Regular / Basic weaves give even and easily identified appearance to the woven fabric. Some of the commonly used regular weaves are as below:
1/1 Plain: Plain weave is the most commonly used weave in the weaving industry.
The principle involved in the construction of plain cloth is the interlacement of any two continuous threads either warp or weft in an exactly contrary manner to each other, with every thread in each series
passing alternately under and over consecutive threads of other series interlaces uniformly throughout the fabric. By this plan of interlacement, every thread in each series interlaces with every thread in the
other series to the maximum extent, thereby producing a comparatively firm and strong texture of cloth.

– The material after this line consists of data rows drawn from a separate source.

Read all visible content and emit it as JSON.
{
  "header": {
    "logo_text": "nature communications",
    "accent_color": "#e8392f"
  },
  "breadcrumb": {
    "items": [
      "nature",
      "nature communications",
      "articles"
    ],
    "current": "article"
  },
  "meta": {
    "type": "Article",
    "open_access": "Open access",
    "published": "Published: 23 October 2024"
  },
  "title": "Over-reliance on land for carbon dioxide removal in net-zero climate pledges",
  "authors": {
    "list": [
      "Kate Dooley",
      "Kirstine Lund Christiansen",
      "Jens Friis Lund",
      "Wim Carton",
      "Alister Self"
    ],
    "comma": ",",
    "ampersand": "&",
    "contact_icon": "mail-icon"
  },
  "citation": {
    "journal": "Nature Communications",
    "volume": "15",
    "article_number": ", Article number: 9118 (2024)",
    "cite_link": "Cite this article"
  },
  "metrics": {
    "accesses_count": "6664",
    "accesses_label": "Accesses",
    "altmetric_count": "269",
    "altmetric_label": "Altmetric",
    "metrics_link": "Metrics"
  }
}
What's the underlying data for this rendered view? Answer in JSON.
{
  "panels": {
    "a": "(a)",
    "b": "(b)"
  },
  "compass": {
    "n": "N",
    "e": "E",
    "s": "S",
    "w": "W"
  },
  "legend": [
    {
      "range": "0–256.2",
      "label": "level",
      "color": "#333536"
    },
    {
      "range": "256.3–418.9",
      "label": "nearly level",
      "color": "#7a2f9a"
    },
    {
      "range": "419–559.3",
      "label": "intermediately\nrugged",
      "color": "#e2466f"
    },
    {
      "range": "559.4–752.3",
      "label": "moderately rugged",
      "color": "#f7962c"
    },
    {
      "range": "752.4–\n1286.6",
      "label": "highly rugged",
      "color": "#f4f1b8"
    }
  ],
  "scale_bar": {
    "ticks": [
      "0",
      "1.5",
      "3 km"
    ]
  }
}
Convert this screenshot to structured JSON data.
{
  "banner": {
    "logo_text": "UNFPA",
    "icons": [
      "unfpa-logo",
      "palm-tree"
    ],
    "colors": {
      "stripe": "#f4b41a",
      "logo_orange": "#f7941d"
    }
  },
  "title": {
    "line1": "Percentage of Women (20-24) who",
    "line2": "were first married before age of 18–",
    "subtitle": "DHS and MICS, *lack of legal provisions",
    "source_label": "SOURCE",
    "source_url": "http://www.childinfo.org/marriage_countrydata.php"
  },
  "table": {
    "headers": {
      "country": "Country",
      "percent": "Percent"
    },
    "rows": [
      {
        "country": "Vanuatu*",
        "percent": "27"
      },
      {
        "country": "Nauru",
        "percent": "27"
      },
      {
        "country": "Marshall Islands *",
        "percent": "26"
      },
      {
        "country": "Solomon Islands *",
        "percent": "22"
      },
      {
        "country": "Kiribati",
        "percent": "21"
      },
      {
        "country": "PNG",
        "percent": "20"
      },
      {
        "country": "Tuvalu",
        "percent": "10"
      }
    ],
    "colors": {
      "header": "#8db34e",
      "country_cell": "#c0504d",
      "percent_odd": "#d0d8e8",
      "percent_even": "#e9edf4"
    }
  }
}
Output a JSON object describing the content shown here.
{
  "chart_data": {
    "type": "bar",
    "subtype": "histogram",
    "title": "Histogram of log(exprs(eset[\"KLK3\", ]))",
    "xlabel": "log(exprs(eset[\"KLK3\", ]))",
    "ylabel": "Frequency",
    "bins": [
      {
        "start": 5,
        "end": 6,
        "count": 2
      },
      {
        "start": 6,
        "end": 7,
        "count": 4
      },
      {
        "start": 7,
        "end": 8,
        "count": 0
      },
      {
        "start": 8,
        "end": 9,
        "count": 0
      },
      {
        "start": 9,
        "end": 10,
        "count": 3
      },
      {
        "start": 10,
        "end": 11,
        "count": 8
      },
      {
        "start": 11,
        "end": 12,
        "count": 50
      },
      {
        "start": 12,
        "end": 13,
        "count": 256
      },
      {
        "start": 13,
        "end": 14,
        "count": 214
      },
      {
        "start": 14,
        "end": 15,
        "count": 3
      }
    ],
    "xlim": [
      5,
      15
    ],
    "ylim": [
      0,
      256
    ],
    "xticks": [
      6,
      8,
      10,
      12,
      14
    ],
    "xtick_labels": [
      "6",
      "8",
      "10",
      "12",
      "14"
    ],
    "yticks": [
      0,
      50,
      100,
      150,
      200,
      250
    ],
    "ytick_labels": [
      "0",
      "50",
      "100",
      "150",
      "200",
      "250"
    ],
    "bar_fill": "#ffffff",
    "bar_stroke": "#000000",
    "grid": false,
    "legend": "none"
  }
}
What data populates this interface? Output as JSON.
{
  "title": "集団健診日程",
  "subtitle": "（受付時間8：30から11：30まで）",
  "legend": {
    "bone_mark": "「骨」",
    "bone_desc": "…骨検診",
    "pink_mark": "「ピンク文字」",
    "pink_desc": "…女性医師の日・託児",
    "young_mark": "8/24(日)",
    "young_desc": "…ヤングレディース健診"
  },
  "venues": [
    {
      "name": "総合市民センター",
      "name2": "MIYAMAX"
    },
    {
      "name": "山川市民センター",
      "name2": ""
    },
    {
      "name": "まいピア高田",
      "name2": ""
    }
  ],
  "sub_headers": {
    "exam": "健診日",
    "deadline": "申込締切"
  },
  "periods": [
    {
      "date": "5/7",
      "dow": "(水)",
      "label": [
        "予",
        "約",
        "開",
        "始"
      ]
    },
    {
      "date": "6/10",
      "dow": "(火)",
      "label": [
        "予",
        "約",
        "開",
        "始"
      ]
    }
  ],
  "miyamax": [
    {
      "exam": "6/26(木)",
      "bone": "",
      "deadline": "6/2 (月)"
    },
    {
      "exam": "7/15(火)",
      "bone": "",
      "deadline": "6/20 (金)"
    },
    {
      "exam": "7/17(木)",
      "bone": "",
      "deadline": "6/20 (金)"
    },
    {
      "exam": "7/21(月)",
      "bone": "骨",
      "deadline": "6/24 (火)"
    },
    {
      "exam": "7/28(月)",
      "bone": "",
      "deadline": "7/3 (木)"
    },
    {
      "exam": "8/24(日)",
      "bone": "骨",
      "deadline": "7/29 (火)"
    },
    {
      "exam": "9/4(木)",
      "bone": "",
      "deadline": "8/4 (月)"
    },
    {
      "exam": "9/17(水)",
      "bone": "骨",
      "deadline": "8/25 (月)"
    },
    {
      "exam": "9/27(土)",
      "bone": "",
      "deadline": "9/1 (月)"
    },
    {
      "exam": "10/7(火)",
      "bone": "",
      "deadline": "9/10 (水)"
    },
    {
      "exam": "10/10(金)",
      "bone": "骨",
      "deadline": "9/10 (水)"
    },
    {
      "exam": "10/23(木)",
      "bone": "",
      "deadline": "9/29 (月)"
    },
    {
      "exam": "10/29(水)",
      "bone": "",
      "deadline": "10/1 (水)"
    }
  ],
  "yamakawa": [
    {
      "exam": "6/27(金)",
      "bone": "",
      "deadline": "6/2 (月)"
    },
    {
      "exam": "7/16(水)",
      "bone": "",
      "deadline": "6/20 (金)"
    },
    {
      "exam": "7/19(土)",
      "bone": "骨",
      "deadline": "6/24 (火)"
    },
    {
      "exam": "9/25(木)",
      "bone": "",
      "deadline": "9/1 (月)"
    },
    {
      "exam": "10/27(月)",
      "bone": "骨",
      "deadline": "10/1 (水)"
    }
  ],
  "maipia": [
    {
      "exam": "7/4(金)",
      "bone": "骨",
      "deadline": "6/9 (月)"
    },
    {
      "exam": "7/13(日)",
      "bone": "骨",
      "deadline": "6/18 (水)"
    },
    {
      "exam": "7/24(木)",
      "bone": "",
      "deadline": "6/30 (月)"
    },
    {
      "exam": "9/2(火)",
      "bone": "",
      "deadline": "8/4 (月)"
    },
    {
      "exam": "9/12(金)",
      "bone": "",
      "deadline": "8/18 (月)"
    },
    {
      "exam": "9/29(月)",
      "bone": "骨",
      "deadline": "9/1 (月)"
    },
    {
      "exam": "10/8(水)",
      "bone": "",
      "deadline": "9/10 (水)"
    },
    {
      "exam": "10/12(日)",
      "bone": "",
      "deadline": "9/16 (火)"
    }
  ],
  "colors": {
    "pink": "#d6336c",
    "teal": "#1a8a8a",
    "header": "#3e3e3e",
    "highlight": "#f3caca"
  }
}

Set of the Warp Yarns, skipping one warp yarn alternatively, making up and down movement one by one creates a shed and this is what being done in plain weave. It means 50 % of total Warp Yarns remains up and rest of
50 % of them remains down always.
A complete unit of the plain weave occupies only two ends of warp yarns and two picks of weft yarns.
2/2 Matt: In case of regular matt weave, the plain weave is extended equally in the warp and weft directions in bunch of 2 or 3 or 4 warp and weft yarns.
Twill Weave: Twill weave is done by passing the weft yarn under the 2 or more warp yarns and then over the one warp yarn and so on. Twill weave distinguishes from other weaves is because of the presence
of visible diagonal lines that run across the width of the woven fabric.
Satin and Sateen Weaves: Satin is the Warp faced rearranged twill and Sateen is the Weft faced rearranged twill. Thus satin is the reverse side of the Sateen weave. The highlighted feature of
these weaves are their brightness / lustrous appearance and smoothness.